Snowflake – Vector Storage
Snowflake’s native VECTOR data type allows Campaign Intelligence to store high-dimensional embeddings alongside structured performance data and creative metadata in a single platform. This eliminates the need for a separate vector database during the MVP phase, reducing infrastructure complexity and latency. Storing embeddings directly in Snowflake enables seamless filtering, aggregation, and joining with campaign metrics, while maintaining enterprise-grade governance and security controls.
Pros
- Stores embeddings and tabular data together for unified querying.
- Supports similarity search via built-in functions.
- Benefits from Snowflake’s scalability, availability, and security features.
- Simplifies architecture — no separate vector database to maintain.
- Enables hybrid search (metadata filters + vector similarity) in a single query.
Cons
- Less specialized than dedicated vector databases for ultra-low-latency workloads.
- Fewer indexing/tuning options than tools like Pinecone or Milvus.
- Vector functionality is newer and may have a smaller support ecosystem.
Open-Source Alternatives:
PostgreSQL with pgvector extension.
Weaviate, Milvus, or Qdrant for standalone vector storage.
Snowflake Cortex Agents
Cortex Agents are Snowflake’s LLM-powered orchestration layer, allowing AI workflows to run directly on data stored in Snowflake. For Campaign Intelligence, Cortex Agents can handle natural language queries, semantic search, and multi-step reasoning without moving data into an external application server or orchestration tool. This means users can interact with campaign data conversationally, with the agent translating their intent into SQL, embedding lookups, or multi-step insight generation flows.
Pros
- Runs LLM-driven workflows directly on Snowflake-resident data.
- Reduces latency by avoiding data movement to external systems.
- Can combine structured queries, semantic search, and AI-generated insights in a single flow.
- Integrates natively with Snowflake’s vector storage and Cortex Functions (embedding generation, summarization, classification).
- Lowers infrastructure complexity
Cons
- Less customizable than open-source agent frameworks.
- Dependent on Snowflake’s model offerings and API limits.
- Early-stage feature set compared to mature orchestration tools.
Open-Source Alternatives:
LangChain Agents
LlamaIndex Agents
Pinecone – Vector Storage (Alternative to Snowflake)

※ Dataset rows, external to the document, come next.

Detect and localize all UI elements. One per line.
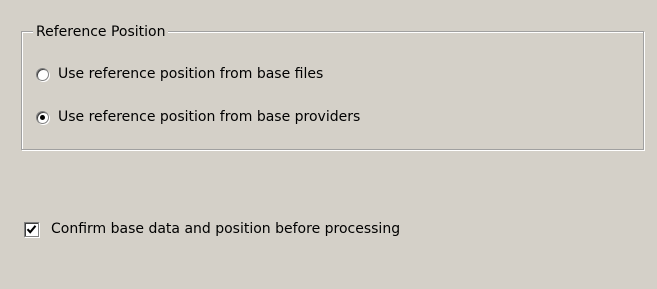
confirm-base-data-checkbox-row[interactable]: Confirm base data and position before pr… bbox=[24, 218, 400, 240]
checkbox-checked-icon[interactable] bbox=[24, 221, 39, 237]
radio-button-selected-icon[interactable] bbox=[36, 110, 49, 124]
reference-position-groupbox bbox=[21, 31, 644, 150]
confirm-checkbox-label: Confirm base data and position before pr… bbox=[51, 221, 401, 237]
radio-option-label: Use reference position from base files bbox=[58, 66, 324, 82]
radio-option-base-providers[interactable]: Use reference position from base provide… bbox=[36, 107, 360, 127]
radio-button-icon[interactable] bbox=[36, 67, 49, 81]
radio-option-label: Use reference position from base provide… bbox=[58, 109, 361, 125]
reference-position-group-title: Reference Position bbox=[33, 22, 169, 42]
radio-option-base-files[interactable]: Use reference position from base files bbox=[36, 64, 323, 84]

Pinecone is a specialized vector database optimized for large-scale, low-latency similarity search. It can handle billions of embeddings and offers advanced ANN features like configurable indexes and metadata filtering, giving precise control over search performance. Its mature ecosystem and strong integration support make it a solid choice when vector search is the primary workload.
While Pinecone requires separate infrastructure and data syncing from systems like Snowflake, and lacks agent capabilities, Pinecone offers top-tier search performance but at the cost of extra integration and operational overhead.
Pros
- Purpose-built for vector search, delivering high performance for large-scale similarity queries.
- Optimized for low-latency retrieval, even with billions of vectors.
- Supports advanced ANN (approximate nearest neighbor) features, including configurable index types and metadata filtering.
- Scales independently of other infrastructure, allowing dedicated tuning for search workloads.
- Mature developer ecosystem with strong documentation, SDKs, and community support.
Cons
- Requires separate infrastructure, adding complexity to deployment and maintenance.
- Involves ongoing data syncing from Snowflake or other sources, introducing potential latency and duplication.
- Additional vendor relationship and cost on top of existing Snowflake spend.
- No built-in agent or orchestration layer for multi-step reasoning
- Governance, permissions, and compliance must be managed separately from the primary data warehouse.